September 26, 2022: Announcement of the BigCode project.
October 6, 2022: Webinar with the BigCode Community to provide strategic direction.
October 27, 2022: Introduction of “The Stack” dataset and paper publication.
November 15, 2022: Introduction of “Am I in The Stack” tool and BigCode Opt-Out process.
November 23, 2022: Details shared on the approach to de-identification of personally identifiable information (PII).
November 29, 2022: Sharing of Weights and Biases dashboards for the first models.
December 1, 2022: Release of The Stack v1.1 with expanded data and programming languages.
December 2, 2022: In-person meetup with the BigCode community alongside NeurIPS 2022.
December 9, 2022: Meetup at EMNLP 2022 to raise awareness and engage with the NLP research community.
December 12, 2022: Communication to raise awareness of “Am I in The Stack” and opt-out option.
December 14, 2022: Second webinar with the BigCode Community to review progress.

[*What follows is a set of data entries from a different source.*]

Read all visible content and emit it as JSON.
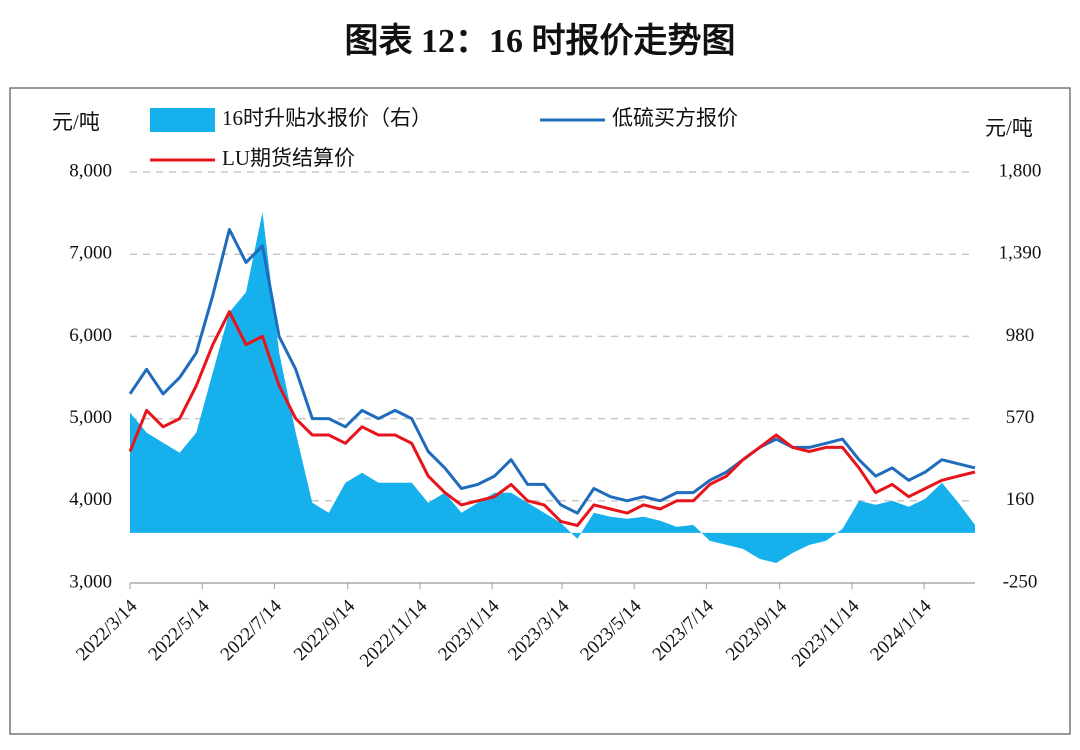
{
  "chart_data": {
    "type": "line",
    "title": "图表 12：16 时报价走势图",
    "y_label": "元/吨",
    "y2_label": "元/吨",
    "x": [
      "2022/3/14",
      "2022/3/28",
      "2022/4/11",
      "2022/4/25",
      "2022/5/9",
      "2022/5/23",
      "2022/6/6",
      "2022/6/20",
      "2022/7/4",
      "2022/7/18",
      "2022/8/1",
      "2022/8/15",
      "2022/8/29",
      "2022/9/12",
      "2022/9/26",
      "2022/10/10",
      "2022/10/24",
      "2022/11/7",
      "2022/11/21",
      "2022/12/5",
      "2022/12/19",
      "2023/1/2",
      "2023/1/16",
      "2023/1/30",
      "2023/2/13",
      "2023/2/27",
      "2023/3/13",
      "2023/3/27",
      "2023/4/10",
      "2023/4/24",
      "2023/5/8",
      "2023/5/22",
      "2023/6/5",
      "2023/6/19",
      "2023/7/3",
      "2023/7/17",
      "2023/7/31",
      "2023/8/14",
      "2023/8/28",
      "2023/9/11",
      "2023/9/25",
      "2023/10/9",
      "2023/10/23",
      "2023/11/6",
      "2023/11/20",
      "2023/12/4",
      "2023/12/18",
      "2024/1/1",
      "2024/1/15",
      "2024/1/29",
      "2024/2/12",
      "2024/2/26"
    ],
    "series": [
      {
        "name": "16时升贴水报价（右）",
        "type": "area",
        "axis": "y2",
        "color": "#16b0ec",
        "values": [
          600,
          500,
          450,
          400,
          500,
          800,
          1100,
          1200,
          1600,
          900,
          500,
          150,
          100,
          250,
          300,
          250,
          250,
          250,
          150,
          200,
          100,
          150,
          200,
          200,
          150,
          100,
          50,
          -30,
          100,
          80,
          70,
          80,
          60,
          30,
          40,
          -40,
          -60,
          -80,
          -130,
          -150,
          -100,
          -60,
          -40,
          20,
          160,
          140,
          160,
          130,
          170,
          250,
          150,
          40
        ]
      },
      {
        "name": "低硫买方报价",
        "color": "#1f6cbc",
        "values": [
          5300,
          5600,
          5300,
          5500,
          5800,
          6500,
          7300,
          6900,
          7100,
          6000,
          5600,
          5000,
          5000,
          4900,
          5100,
          5000,
          5100,
          5000,
          4600,
          4400,
          4150,
          4200,
          4300,
          4500,
          4200,
          4200,
          3950,
          3850,
          4150,
          4050,
          4000,
          4050,
          4000,
          4100,
          4100,
          4250,
          4350,
          4500,
          4650,
          4750,
          4650,
          4650,
          4700,
          4750,
          4500,
          4300,
          4400,
          4250,
          4350,
          4500,
          4450,
          4400
        ]
      },
      {
        "name": "LU期货结算价",
        "color": "#e8141b",
        "values": [
          4600,
          5100,
          4900,
          5000,
          5400,
          5900,
          6300,
          5900,
          6000,
          5400,
          5000,
          4800,
          4800,
          4700,
          4900,
          4800,
          4800,
          4700,
          4300,
          4100,
          3950,
          4000,
          4050,
          4200,
          4000,
          3950,
          3750,
          3700,
          3950,
          3900,
          3850,
          3950,
          3900,
          4000,
          4000,
          4200,
          4300,
          4500,
          4650,
          4800,
          4650,
          4600,
          4650,
          4650,
          4400,
          4100,
          4200,
          4050,
          4150,
          4250,
          4300,
          4350
        ]
      }
    ],
    "xlim": [
      "2022/3/14",
      "2024/2/26"
    ],
    "xticks": [
      "2022/3/14",
      "2022/5/14",
      "2022/7/14",
      "2022/9/14",
      "2022/11/14",
      "2023/1/14",
      "2023/3/14",
      "2023/5/14",
      "2023/7/14",
      "2023/9/14",
      "2023/11/14",
      "2024/1/14"
    ],
    "ylim": [
      3000,
      8000
    ],
    "yticks": [
      {
        "value": 3000,
        "label": "3,000"
      },
      {
        "value": 4000,
        "label": "4,000"
      },
      {
        "value": 5000,
        "label": "5,000"
      },
      {
        "value": 6000,
        "label": "6,000"
      },
      {
        "value": 7000,
        "label": "7,000"
      },
      {
        "value": 8000,
        "label": "8,000"
      }
    ],
    "y2lim": [
      -250,
      1800
    ],
    "y2ticks": [
      -250,
      160,
      570,
      980,
      {
        "value": 1390,
        "label": "1,390"
      },
      {
        "value": 1800,
        "label": "1,800"
      }
    ],
    "grid": true
  }
}
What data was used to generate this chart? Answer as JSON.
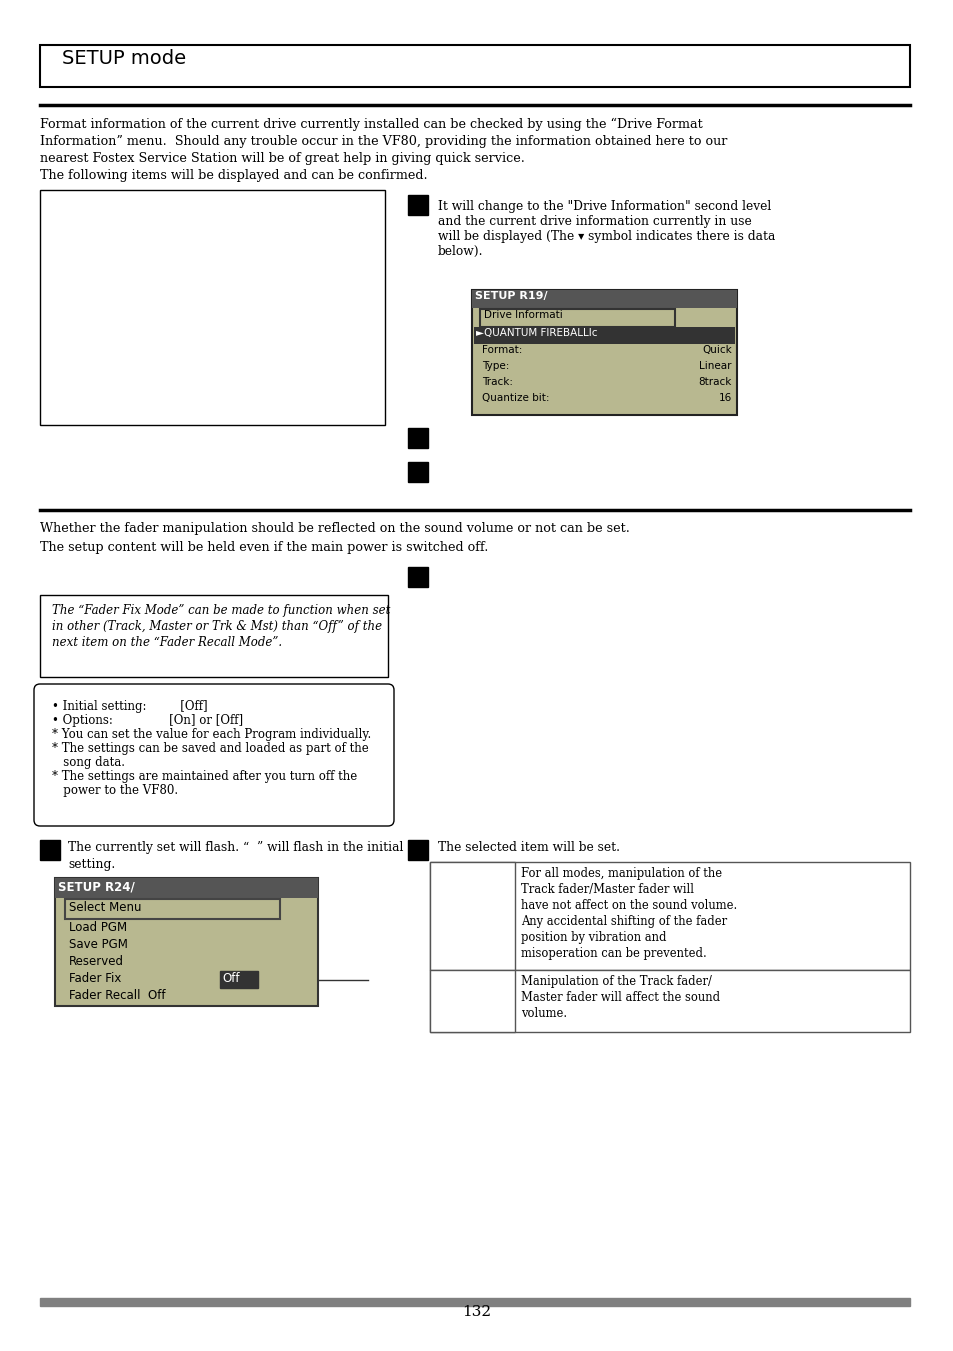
{
  "bg_color": "#ffffff",
  "title_box_text": "SETUP mode",
  "section1_lines": [
    "Format information of the current drive currently installed can be checked by using the “Drive Format",
    "Information” menu.  Should any trouble occur in the VF80, providing the information obtained here to our",
    "nearest Fostex Service Station will be of great help in giving quick service.",
    "The following items will be displayed and can be confirmed."
  ],
  "step1_desc_lines": [
    "It will change to the \"Drive Information\" second level",
    "and the current drive information currently in use",
    "will be displayed (The ▾ symbol indicates there is data",
    "below)."
  ],
  "section2_lines": [
    "Whether the fader manipulation should be reflected on the sound volume or not can be set.",
    "The setup content will be held even if the main power is switched off."
  ],
  "note_italic_lines": [
    "The “Fader Fix Mode” can be made to function when set",
    "in other (Track, Master or Trk & Mst) than “Off” of the",
    "next item on the “Fader Recall Mode”."
  ],
  "settings_lines": [
    "• Initial setting:         [Off]",
    "• Options:               [On] or [Off]",
    "* You can set the value for each Program individually.",
    "* The settings can be saved and loaded as part of the",
    "   song data.",
    "* The settings are maintained after you turn off the",
    "   power to the VF80."
  ],
  "step4_text_line1": "The currently set will flash. “  ” will flash in the initial",
  "step4_text_line2": "setting.",
  "step5_text": "The selected item will be set.",
  "table_row1": "For all modes, manipulation of the\nTrack fader/Master fader will\nhave not affect on the sound volume.\nAny accidental shifting of the fader\nposition by vibration and\nmisoperation can be prevented.",
  "table_row2": "Manipulation of the Track fader/\nMaster fader will affect the sound\nvolume.",
  "page_number": "132",
  "footer_bar_color": "#808080"
}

December 22, 2022: Release of SantaCoder, a 1.1B multilingual language model for code.
March 20, 2023: Announcement of The Stack v1.2, including additional datasets and simplified opt-out process.
April 13, 2023: Analysis of Chinchilla scaling laws for training smaller language models.
May 4, 2023: Announcement of StarCoder and StarCoderBase, code language models trained on GitHub data.